The labor shortage in Japan, which is facing a shrinking population, has been growing worse. The working-age population, defined as people between the ages of 15 and 64, was 73.72 million in 2024, a decrease of more than 13 million from its peak in 1995.
According to Tokyo Shoko Research, Ltd., there were 359 bankruptcies due to labor shortages from January to November 2025, surpassing 292 in 2024 and setting a record high. Industries across the board are rushing to employ skilled foreigners to alleviate the shortages.
Workers from Vietnam load cargo in Fukuyama, Hiroshima Prefecture.
Anticipating a shortage of truck drivers, Hiroshima-based Fukuyama Transporting Co. launched a program to secure and train personnel in Vietnam. Fifteen individuals who studied Japanese language and traffic rules in Vietnam began working at the company as technical interns last year. Mai Pham Son Duy, who currently works loading cargo at the company, said he wants to quickly grasp what to do for his job and start working as a driver.
Huynh Trong Hien, chairperson of an agency that dispatches people to Japan from Vietnam, said he instructed the 15 to manage their time using alarms to adapt to the punctuality strictly observed in Japan and taught them Japan’s waste sorting system using color-coded bins. He added that he wants them to build good relationships with their colleagues.
Some prefectures, including Tokyo and Kanagawa Prefecture, saw a significant influx of foreigners in 2024. This is seen as an increase of people moving to urban areas to seek higher wages, leading to a growing concentration of population in specific areas.
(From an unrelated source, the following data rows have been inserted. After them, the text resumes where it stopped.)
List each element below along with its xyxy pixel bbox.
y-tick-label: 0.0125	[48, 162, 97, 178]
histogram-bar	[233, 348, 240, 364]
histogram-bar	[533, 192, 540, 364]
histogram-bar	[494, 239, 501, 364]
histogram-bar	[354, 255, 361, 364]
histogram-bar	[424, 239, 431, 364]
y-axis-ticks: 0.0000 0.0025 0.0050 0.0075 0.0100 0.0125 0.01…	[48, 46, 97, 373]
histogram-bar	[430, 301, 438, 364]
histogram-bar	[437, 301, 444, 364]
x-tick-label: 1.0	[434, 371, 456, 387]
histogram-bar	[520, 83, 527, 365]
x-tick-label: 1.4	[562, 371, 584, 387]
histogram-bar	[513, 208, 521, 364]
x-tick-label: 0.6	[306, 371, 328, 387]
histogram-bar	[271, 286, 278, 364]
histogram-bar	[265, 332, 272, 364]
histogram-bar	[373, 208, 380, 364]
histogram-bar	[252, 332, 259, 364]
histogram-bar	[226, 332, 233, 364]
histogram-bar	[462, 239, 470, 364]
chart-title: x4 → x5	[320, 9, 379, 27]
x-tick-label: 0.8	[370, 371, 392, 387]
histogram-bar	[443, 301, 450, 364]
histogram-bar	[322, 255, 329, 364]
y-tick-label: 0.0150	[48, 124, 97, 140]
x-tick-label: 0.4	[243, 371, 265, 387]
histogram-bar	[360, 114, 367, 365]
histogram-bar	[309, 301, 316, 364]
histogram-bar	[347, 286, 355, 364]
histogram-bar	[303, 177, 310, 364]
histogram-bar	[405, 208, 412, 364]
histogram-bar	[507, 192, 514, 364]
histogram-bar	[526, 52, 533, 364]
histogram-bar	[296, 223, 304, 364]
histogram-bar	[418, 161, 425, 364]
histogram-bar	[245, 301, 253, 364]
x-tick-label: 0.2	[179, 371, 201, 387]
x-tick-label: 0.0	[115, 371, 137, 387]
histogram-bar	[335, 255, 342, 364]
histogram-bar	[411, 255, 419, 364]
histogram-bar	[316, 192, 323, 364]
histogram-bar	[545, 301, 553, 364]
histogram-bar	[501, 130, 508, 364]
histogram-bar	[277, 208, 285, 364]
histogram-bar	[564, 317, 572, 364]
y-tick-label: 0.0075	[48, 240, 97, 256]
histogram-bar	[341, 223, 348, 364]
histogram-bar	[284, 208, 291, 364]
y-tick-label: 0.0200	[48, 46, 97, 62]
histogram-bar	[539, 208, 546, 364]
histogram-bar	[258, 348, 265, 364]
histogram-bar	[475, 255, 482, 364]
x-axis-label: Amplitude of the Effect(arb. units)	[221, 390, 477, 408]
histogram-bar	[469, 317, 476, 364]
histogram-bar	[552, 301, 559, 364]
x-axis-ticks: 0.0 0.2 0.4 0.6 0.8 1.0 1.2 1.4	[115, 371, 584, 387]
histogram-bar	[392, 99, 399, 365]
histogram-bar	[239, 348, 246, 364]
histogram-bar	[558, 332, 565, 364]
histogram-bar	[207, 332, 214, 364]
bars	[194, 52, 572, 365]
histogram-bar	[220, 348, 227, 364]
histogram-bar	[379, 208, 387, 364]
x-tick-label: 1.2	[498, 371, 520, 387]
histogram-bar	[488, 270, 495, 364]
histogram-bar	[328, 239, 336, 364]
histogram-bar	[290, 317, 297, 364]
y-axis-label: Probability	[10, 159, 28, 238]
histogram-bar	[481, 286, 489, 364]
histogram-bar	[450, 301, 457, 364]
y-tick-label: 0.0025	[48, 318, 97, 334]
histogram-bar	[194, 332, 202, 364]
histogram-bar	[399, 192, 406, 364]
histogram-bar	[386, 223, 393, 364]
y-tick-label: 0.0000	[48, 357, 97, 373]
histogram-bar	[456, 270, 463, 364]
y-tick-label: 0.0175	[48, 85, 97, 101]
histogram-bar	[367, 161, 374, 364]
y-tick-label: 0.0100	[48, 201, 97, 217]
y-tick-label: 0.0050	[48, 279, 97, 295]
Amid worsening labor shortages in rural areas, Tottori Prefecture launched a pilot project in fiscal 2025 to relocate foreign workers to the prefecture during peak farming seasons. During summer and autumn last year, it accepted eight foreign workers from Nagasaki, where summer is the off-season, to harvest local specialties like rakkyo shallots in Tottori Prefecture. “We are considering continuously using the system as it allows us to employ people only when we need them,” an official of the prefectural government said.
Hosei University Prof. Hisashi Yamada, a specialist in labor economics, said the reality is that Japanese society cannot function without foreign workers. “To achieve an inclusive society, it is necessary to accept them at a pace that does not increase social anxiety, while improving employment and environmental conditions that allow foreigners to lead stable lives,” he said.